Suspicious Activity Reports

Section 1029.320 sets forth the rules and obligations of RMLOs to report suspicious transactions.  Specifically, RMLOs must now report suspicious transactions that are conducted or attempted by, at, or through the RMLO and involve or aggregate at least $5,000 in funds or other assets.  Transactions are reportable regardless of whether they involve currency.  An RMLO is required to report a transaction if it knows, suspects, or has reason to suspect that the transaction or pattern of transactions:

1.    involves funds derived from illegal activity or is intended or conducted to hide or disguise funds or assets derived from illegal activity;

2.    is designed, whether through structuring or other means, to evade the requirements of the BSA;

3.    has no business or apparent lawful purposes, and the loan or finance company knows of no reasonable explanation for the transaction after examining the available facts; or

4.    involves the use of the RMLO to facilitate criminal activity.
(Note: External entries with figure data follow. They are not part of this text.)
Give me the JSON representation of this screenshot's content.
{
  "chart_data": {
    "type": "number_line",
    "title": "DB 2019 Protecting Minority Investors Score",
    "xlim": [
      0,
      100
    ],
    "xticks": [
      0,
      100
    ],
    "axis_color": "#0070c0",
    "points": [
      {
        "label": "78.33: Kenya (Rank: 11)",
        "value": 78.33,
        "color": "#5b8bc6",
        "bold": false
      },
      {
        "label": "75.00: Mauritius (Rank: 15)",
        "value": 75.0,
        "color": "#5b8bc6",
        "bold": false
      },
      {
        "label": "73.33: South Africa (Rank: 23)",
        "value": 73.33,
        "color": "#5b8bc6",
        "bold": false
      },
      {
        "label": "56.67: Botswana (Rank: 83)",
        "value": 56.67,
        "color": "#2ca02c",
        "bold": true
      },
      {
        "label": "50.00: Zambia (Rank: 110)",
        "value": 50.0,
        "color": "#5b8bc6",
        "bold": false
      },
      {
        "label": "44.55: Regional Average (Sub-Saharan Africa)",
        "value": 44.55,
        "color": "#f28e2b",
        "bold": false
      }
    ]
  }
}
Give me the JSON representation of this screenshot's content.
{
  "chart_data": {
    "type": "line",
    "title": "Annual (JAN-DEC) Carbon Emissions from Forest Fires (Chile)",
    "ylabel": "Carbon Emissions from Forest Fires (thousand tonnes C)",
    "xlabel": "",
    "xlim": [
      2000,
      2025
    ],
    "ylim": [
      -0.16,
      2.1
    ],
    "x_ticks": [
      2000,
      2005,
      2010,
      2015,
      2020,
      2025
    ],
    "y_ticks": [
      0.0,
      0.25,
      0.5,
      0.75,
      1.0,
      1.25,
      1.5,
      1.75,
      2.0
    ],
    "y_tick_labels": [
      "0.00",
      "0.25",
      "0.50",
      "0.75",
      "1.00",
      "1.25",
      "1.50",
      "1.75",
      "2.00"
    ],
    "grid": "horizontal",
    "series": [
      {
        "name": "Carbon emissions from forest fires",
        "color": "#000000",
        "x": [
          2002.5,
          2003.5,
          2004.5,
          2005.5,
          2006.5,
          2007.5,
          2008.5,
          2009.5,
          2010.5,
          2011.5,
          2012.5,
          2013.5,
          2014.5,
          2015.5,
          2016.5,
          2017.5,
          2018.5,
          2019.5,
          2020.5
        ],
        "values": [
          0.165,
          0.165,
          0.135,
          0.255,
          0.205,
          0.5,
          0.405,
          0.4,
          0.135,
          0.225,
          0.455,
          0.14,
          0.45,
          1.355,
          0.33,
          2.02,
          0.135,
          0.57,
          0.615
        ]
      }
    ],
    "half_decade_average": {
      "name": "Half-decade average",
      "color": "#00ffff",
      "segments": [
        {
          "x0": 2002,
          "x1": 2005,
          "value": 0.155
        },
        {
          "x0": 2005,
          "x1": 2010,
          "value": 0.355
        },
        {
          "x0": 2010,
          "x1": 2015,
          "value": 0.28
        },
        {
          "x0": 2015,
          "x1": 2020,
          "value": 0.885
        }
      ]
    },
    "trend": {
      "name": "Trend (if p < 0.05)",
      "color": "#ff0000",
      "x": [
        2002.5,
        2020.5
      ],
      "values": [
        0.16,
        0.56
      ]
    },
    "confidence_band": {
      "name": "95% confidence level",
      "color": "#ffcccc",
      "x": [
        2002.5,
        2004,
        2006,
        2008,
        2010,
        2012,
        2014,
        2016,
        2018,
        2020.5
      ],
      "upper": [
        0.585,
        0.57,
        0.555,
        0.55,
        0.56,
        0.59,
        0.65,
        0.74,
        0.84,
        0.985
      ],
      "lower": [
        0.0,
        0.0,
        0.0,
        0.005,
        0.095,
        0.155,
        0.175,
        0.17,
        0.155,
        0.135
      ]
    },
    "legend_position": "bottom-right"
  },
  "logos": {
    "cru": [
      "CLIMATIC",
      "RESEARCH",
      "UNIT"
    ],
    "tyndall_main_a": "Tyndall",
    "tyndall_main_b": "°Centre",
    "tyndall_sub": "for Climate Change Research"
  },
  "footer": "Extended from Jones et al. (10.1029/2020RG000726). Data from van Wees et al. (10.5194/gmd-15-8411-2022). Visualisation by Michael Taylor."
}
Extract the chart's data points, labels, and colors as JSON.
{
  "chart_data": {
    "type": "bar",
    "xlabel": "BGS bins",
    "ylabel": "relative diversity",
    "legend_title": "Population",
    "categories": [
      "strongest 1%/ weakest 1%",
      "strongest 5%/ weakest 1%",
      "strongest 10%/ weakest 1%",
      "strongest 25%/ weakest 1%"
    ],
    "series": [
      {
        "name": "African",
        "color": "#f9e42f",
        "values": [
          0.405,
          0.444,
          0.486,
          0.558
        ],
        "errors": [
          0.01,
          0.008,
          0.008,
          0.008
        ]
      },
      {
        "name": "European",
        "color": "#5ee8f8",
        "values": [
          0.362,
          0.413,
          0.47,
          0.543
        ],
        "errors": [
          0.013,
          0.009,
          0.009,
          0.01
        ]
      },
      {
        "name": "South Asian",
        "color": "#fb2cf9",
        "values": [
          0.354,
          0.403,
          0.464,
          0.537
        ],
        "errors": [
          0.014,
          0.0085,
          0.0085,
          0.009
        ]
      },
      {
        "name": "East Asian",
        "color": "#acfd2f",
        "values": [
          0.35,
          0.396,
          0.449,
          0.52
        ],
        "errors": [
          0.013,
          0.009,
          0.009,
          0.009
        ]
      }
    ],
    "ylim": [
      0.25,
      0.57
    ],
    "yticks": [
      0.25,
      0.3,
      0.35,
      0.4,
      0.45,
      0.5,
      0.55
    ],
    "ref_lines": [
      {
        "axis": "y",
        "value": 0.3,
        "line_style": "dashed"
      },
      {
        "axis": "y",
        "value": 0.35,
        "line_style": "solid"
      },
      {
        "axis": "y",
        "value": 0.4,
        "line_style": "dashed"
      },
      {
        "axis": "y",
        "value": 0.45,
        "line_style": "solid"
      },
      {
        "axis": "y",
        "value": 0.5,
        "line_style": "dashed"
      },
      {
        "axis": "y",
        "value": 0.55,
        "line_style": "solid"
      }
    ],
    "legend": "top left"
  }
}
The RMLO must report the suspicious activity within 30 days after it has become aware of the transaction.  The RMLO must report the transaction by completing a SAR and filing it with FinCEN.  FinCEN is in the process of modernizing its SAR filing system and intends to establish a uniform electronic form for use by all financial institutions with a SAR filing obligation.

Disclosure Limitations

Section 1029.320(d)(1) reinforces the statutory prohibition against the disclosure by a financial institution of a SAR.  The SAR – as well as information that would reveal the existence of that SAR – must be kept confidential and not be disclosed except as so authorized.  The confidentiality provision does not prohibit the disclosure of the underlying facts, transactions, or documents upon which an SAR is based (provided the existence of the SAR is not disclosed), or the sharing of SAR information within the company's corporate structure for limited purposes as determined by FinCEN.


FinCEN is authorized under section 1029.320(f) to impose a range of civil and criminal penalties.  The severity of those penalties depends on the specific circumstances of the non-compliance.